The confusion matrices of classification using our DSIFT-FV-DDR and DBN-FV-DDR methods are shown in Fig. 4. For the CBTC dataset, with DBN-FV-DDR, there is a tendency that more images are classified as oligodendroglioma than astrocytoma, hence resulting in a high recall (81 %) but low precision rate (72 %) of oligodendroglioma. For the IICBU dataset, DSIFT-FV-DDR generates more balanced results among the various classes compared to DBN-FV-DDR. Compared to using FV (without dimension reduction), the main difference is that more MCL cases are correctly identified.

With Matlab implementation on a PC, the training process of DDR needs about 3.8 s on the UCSB dataset, 1.8 s on the CBTC dataset, and 36.4 s on the IICBU dataset. The different sizes of datasets affect the size and complexity of training data, and subsequently affect the number of iterations and time required for optimization.

4 Conclusions

We present a histopathology image categorization method in this paper.

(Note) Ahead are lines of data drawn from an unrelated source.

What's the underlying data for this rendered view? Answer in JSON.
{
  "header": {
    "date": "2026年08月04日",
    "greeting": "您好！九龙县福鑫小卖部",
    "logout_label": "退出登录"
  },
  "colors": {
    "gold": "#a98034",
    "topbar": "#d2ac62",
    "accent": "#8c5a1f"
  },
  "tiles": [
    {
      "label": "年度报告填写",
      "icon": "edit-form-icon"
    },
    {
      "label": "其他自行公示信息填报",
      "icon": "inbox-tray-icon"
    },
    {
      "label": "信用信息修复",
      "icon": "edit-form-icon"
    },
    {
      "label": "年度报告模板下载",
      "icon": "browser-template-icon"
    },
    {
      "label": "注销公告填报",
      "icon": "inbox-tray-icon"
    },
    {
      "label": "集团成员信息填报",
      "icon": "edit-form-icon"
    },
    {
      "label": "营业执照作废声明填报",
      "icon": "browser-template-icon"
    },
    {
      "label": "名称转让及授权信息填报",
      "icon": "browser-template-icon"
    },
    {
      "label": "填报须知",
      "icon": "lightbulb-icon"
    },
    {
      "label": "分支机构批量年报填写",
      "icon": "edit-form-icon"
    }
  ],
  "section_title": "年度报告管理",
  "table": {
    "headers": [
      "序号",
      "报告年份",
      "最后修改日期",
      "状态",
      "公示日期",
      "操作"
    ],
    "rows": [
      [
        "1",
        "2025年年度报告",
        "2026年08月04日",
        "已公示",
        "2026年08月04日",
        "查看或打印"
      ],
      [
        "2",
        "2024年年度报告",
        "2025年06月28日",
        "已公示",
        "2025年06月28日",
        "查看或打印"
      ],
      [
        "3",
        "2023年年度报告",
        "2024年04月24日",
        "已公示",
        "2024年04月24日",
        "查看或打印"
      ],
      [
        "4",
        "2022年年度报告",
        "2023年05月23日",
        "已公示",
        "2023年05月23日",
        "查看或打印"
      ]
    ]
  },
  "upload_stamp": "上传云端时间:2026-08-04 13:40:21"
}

Our method comprises two major components: FV encoding of local descriptors that are computed using DSIFT or based on unsupervised learning with DBN; and discriminative dimension reduction of FV descriptors with similarity and representation constraints. Our method is evaluated on three public datasets of breast cancer, brain tumor and malignant lymphoma images, and we show better performance in comparison with some existing approaches and other feature representation and dimension reduction techniques.